À l’approche de l’échéance du 18 décembre 2026 fixée pour la disparition des whiskies en sachet, le ministère des Mines, de l’Industrie et du Développement technologique (MINMIDT) a engagé des opérations de mise en conformité des unités de production et de distribution. Cette campagne vise à assainir le secteur industriel, renforcer les contrôles et sanctionner les opérateurs non conformes, tout en accompagnant la transformation structurelle de l’économie nationale à travers la valorisation des grands projets miniers, notamment la bauxite de Minim-Martap.

Face à la presse ce vendredi 26 juin 2026 à Douala, le ministère des Mines, de l’Industrie et du Développement technologique intensifie la lutte contre les whiskies en sachet. À l’issue d’une mission de travail de trois jours dans la région du Littoral, le Ministre par intérim, le Pr Fuh Calistus Gentry, a annoncé le lancement effectif des opérations de mise en conformité des unités de production et de distribution.

Il a rappelé la détermination du gouvernement à faire respecter la réglementation dans les secteurs des mines et de l’industrie. Toute activité exercée sans autorisation ou en marge des normes en vigueur fera l’objet de sanctions administratives et, si nécessaire, de poursuites judiciaires. Une période transitoire est toutefois accordée aux opérateurs afin de se conformer aux exigences légales.

Concernant les whiskies en sachet, les contrôles de qualité sont déjà en cours. Les produits jugés non conformes seront retirés du marché avant même l’échéance fixée, tandis qu’après le 18 décembre 2026, aucune tolérance ne sera admise.
L’inspecteur général des mines a par ailleurs rappelé » la rigueur du dispositif de contrôle, soulignant que toute implantation industrielle sans autorisation, sans étude de danger ou sans dossier réglementaire constitue une infraction.
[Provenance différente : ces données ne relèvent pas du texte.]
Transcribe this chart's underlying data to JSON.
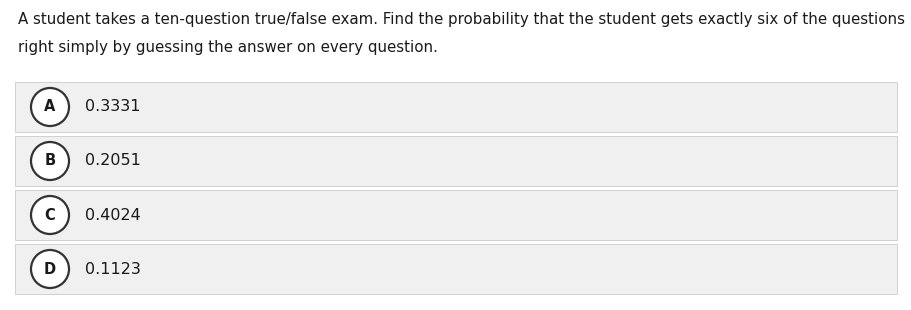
{
  "question_text_line1": "A student takes a ten-question true/false exam. Find the probability that the student gets exactly six of the questions",
  "question_text_line2": "right simply by guessing the answer on every question.",
  "options": [
    {
      "label": "A",
      "text": "0.3331"
    },
    {
      "label": "B",
      "text": "0.2051"
    },
    {
      "label": "C",
      "text": "0.4024"
    },
    {
      "label": "D",
      "text": "0.1123"
    }
  ],
  "bg_color": "#ffffff",
  "option_bg_color": "#f0f0f0",
  "option_border_color": "#d0d0d0",
  "text_color": "#1a1a1a",
  "circle_edge_color": "#333333",
  "circle_face_color": "#ffffff",
  "question_fontsize": 10.8,
  "option_fontsize": 11.5,
  "label_fontsize": 10.5,
  "fig_width": 9.12,
  "fig_height": 3.1,
  "dpi": 100
}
Ces manquements exposent les contrevenants à des sanctions administratives et pénales. Il a insisté sur le fait que toutes les irrégularités constatées sur le terrain feront systématiquement l’objet de poursuites, citant notamment des cas d’industries abandonnées par leurs responsables lors de récentes descentes d’inspection ». Il a appelé les opérateurs à se mettre en conformité sans délai afin d’éviter des mesures coercitives.
Dans la même dynamique, le MINMIDT poursuit l’assainissement du tissu industriel national. Plus de 1 000 infractions ont déjà été relevées, entraînant des poursuites contre environ 110 sociétés minières et près de 300 entreprises industrielles, pour un montant estimé à plusieurs milliards de FCFA d’amendes.

Au-delà des mesures de contrôle, le gouvernement met également l’accent sur les projets structurants du secteur minier. Le projet de bauxite de Minim-Martap, considéré comme stratégique, entre progressivement dans sa phase opérationnelle. Structuré en neuf composantes, il a déjà franchi une étape importante avec l’arrivée à Douala de locomotives et d’équipements lourds destinés à la société Camalco, à la suite de missions techniques menées en Asie.
Pour sécuriser la chaîne logistique, Camalco a intégré le capital de Camrail. Le transport du minerai reposera dans un premier temps sur le corridor ferroviaire Ngaoundéré–Douala, soutenu par des financements publics et de la Banque mondiale, en attendant la mise en place d’infrastructures plus directes vers les zones portuaires du Sud.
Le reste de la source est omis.